I’ve been doing some more work on garlic production and marketing in Thailand. Yesterday I compiled price data for dried garlic from 1984 to the present (the data is available from the Office of Agricultural Economics). I have plotted the price in this graph (click for a larger version). I have also included a long-term trend line and a 12 month moving average.

Garlic roller coaster

As you can see there is an established pattern of price fluctuation with peaks and troughs roughly every four years. Many people have blamed low garlic prices experienced in (some) recent years on the agricultural trade agreement with China. I have marked the date of the agreement came into force on the graph (October 2003).
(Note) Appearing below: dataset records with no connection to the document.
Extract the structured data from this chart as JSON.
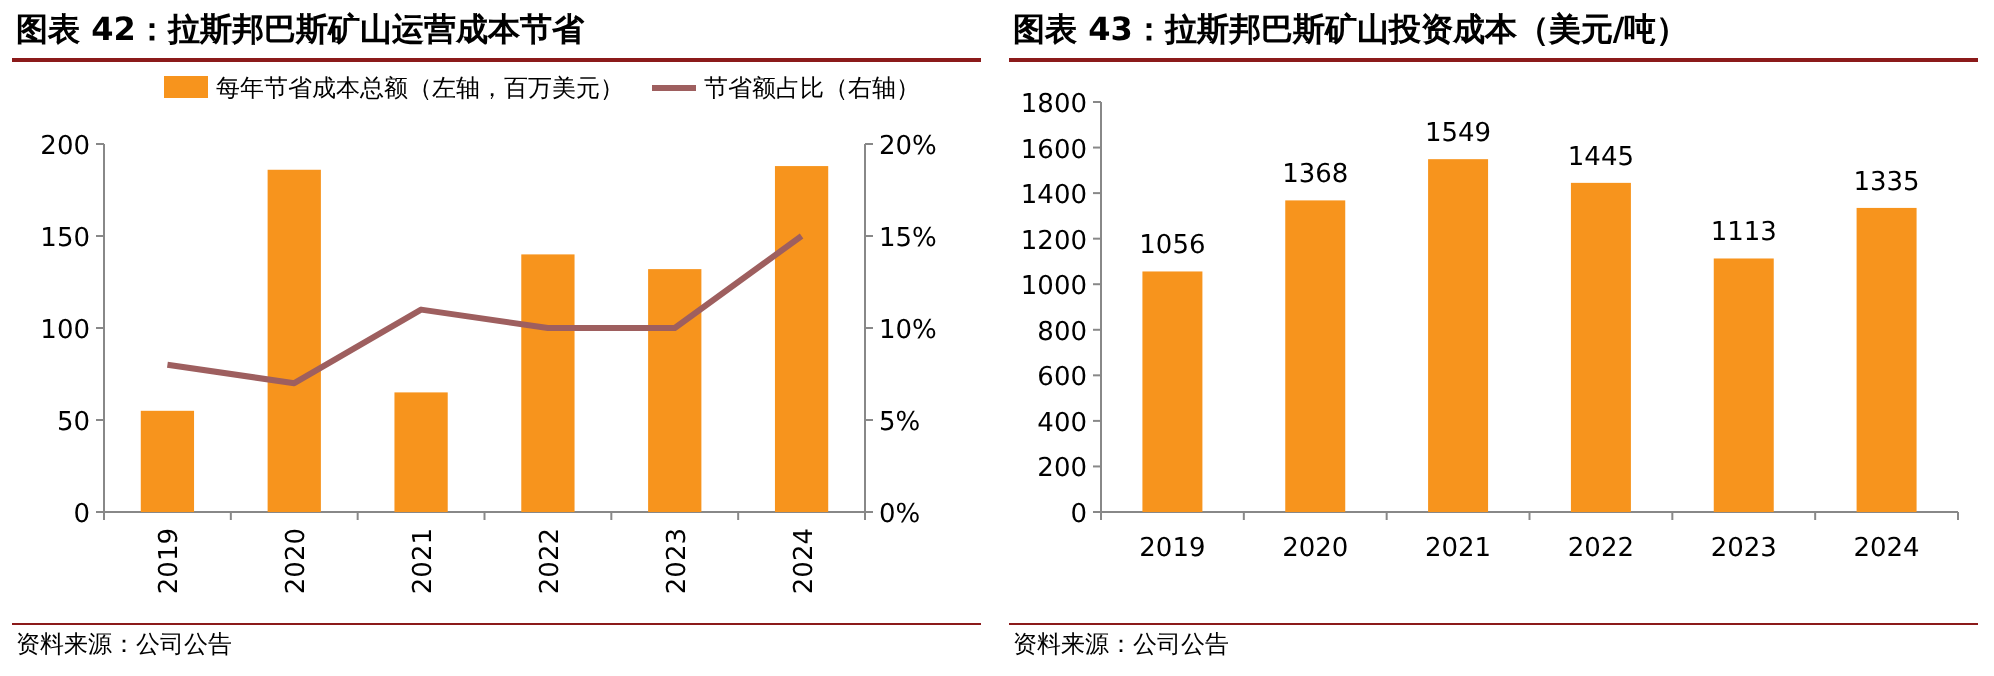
{
  "chart_data": [
    {
      "type": "bar",
      "title": "图表 42：拉斯邦巴斯矿山运营成本节省",
      "categories": [
        "2019",
        "2020",
        "2021",
        "2022",
        "2023",
        "2024"
      ],
      "series": [
        {
          "name": "每年节省成本总额（左轴，百万美元）",
          "color": "#f7941d",
          "values": [
            55,
            186,
            65,
            140,
            132,
            188
          ]
        },
        {
          "name": "节省额占比（右轴）",
          "type": "line",
          "axis": "y2",
          "color": "#9e5f5f",
          "values": [
            8,
            7,
            11,
            10,
            10,
            15
          ]
        }
      ],
      "ylim": [
        0,
        200
      ],
      "yticks": [
        0,
        50,
        100,
        150,
        200
      ],
      "y2lim": [
        0,
        20
      ],
      "y2ticks": [
        {
          "value": 0,
          "label": "0%"
        },
        {
          "value": 5,
          "label": "5%"
        },
        {
          "value": 10,
          "label": "10%"
        },
        {
          "value": 15,
          "label": "15%"
        },
        {
          "value": 20,
          "label": "20%"
        }
      ],
      "legend": "top",
      "grid": false,
      "marker": "none",
      "annotations": [
        "资料来源：公司公告"
      ]
    },
    {
      "type": "bar",
      "title": "图表 43：拉斯邦巴斯矿山投资成本（美元/吨）",
      "categories": [
        "2019",
        "2020",
        "2021",
        "2022",
        "2023",
        "2024"
      ],
      "values": [
        1056,
        1368,
        1549,
        1445,
        1113,
        1335
      ],
      "color": "#f7941d",
      "ylim": [
        0,
        1800
      ],
      "yticks": [
        0,
        200,
        400,
        600,
        800,
        1000,
        1200,
        1400,
        1600,
        1800
      ],
      "data_labels": true,
      "grid": false,
      "annotations": [
        "资料来源：公司公告"
      ]
    }
  ]
}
Prices did fall after the agreement, but as the longer-term data shows this was consistent with a well-established pattern. And from the second half of 2005, prices climbed dramatically reaching an unprecedented 58 baht per kilogram in late 2006.

This increase is partly a result of Thai farmers shifting out of garlic production. They were encouraged to do so by the Thaksin government’s subsidy scheme which paid farmers a modest amount (1,500 per rai) to shift from garlic to other crops (especially contract crops). Farmers accepting the subsidy had to agree to permanently abandon garlic production on the relevant plots.

But rising prices are irresistible and many of these farmers have returned to garlic production. In Ban Tiam (the village in northern Thailand where I have been working since 2002) a good number of farmers made excellent profits on garlic in 2006 and 2007. But they, and many other garlic producers, were hurt by the dramatic fall that occurred in 2008. By the time the garlic from the 2007-2008 growing season was ready to be sold, prices had slumped to around 20 baht, or lower. Protesting farmers targeted the agricultural trade agreement with China as the cause of their woes. But it seems more likely that the low prices of 2008 were caused by an increase in domestic garlic cultivation as a result of rising prices. To what extent the longer-term cycle of rising and falling prices is caused by farmers moving in and out of the garlic market is something I will be investigating.

My guess is that prices will be good, improving solidly again in 2010.